Saudi's shock purge in step with crown prince's swift rise
By HAMZA HENDAWI
Nov. 05, 2017
CAIRO (AP) — The surprise dismissal and arrest of dozens of ministers, royals, officials and senior military officers by Saudi Arabia's crown prince is unprecedented in the secretive, 85-year-old kingdom. But so is the by-now virtually unstoppable rise to the throne of a 30-something royal who just three years ago was little known among a cadre of older and more experienced princes.
Founded in 1932 by King Abdulaziz Ibn Saud, the kingdom has to date had six kings — all of whom are sons of the founding father who died in 1953. None of them took the helm at the vast, oil-rich kingdom before the age of 50. The current monarch, King Salman, was 79 when he came to the throne nearly three years ago.
Crown Prince Mohammed bin Salman — whose shock moves on Saturday night pointed to a bold attempt to consolidate his power through purported anti-graft measures — would be the first from his generation to become king, shifting power from the sons of the kingdom's founder, King Abdulaziz, to that of a grandson.
For decades, power has been passed from brother to brother, but Prince Mohammed would inherit the throne from his father. The prince is already also defense minister and oversees all aspects of the country's economy, planning, reforms and security.
Just a few months ago, his prospects for the throne were less certain.
Prince Mohammed bin Nayef, a seasoned royal, was first in line to the throne. But King Salman ousted him from the line of succession and stripped him of his role as counterterrorism czar and interior minister.
This left the king's son, Prince Mohammed bin Salman, with seemingly few rivals for the throne.
Earlier in his reign, King Salman had removed his half-brother Prince Muqrin from the line of succession. By April 2015, Salman had appointed Prince Mohammed bin Salman as second-in-line to the throne, giving him the title of deputy crown prince, a move that surprised many senior and more experienced members of the ruling family.
In theory, the selection of a crown prince once a new king ascends to the throne has been the duty of the "Allegiance Council," a body formed in 2007 by the late King Abdullah and made up of the sons and prominent grandsons of the founding King Abdulaziz. However, its role, and how much say it's had, in the flurry of changes since 2015 has been limited.
Despite some efforts at consensus, Saudi Arabia remains an absolute monarchy where all major decision making rests with the king.

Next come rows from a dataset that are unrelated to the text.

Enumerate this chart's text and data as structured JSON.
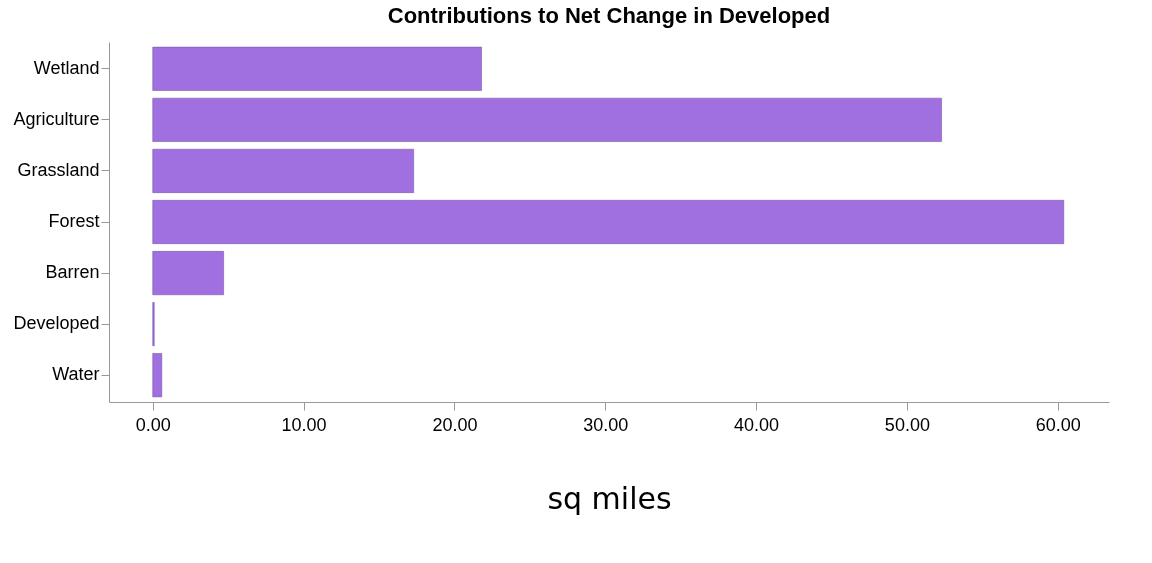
{
  "chart_data": {
    "type": "bar",
    "orientation": "horizontal",
    "title": "Contributions to Net Change in Developed",
    "xlabel": "sq miles",
    "categories": [
      "Wetland",
      "Agriculture",
      "Grassland",
      "Forest",
      "Barren",
      "Developed",
      "Water"
    ],
    "values": [
      21.8,
      52.3,
      17.3,
      60.4,
      4.7,
      0.1,
      0.6
    ],
    "color": "#a070e0",
    "xlim": [
      -2.9,
      63.4
    ],
    "xticks": [
      {
        "value": 0,
        "label": "0.00"
      },
      {
        "value": 10,
        "label": "10.00"
      },
      {
        "value": 20,
        "label": "20.00"
      },
      {
        "value": 30,
        "label": "30.00"
      },
      {
        "value": 40,
        "label": "40.00"
      },
      {
        "value": 50,
        "label": "50.00"
      },
      {
        "value": 60,
        "label": "60.00"
      }
    ],
    "grid": false
  }
}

But even if there is disagreement, the royal family has long followed a tradition of speaking with one voice, particularly on issues of succession, in order to appear united in front of Saudi Arabia's powerful tribes and clergy. The arrests of prominent princes appears to have upended the ways in which the royal family handles internal disputes, but will also spotlight the crown prince as a bold reformer determined to modernize the conservative kingdom that is home to Islam's holiest shrines.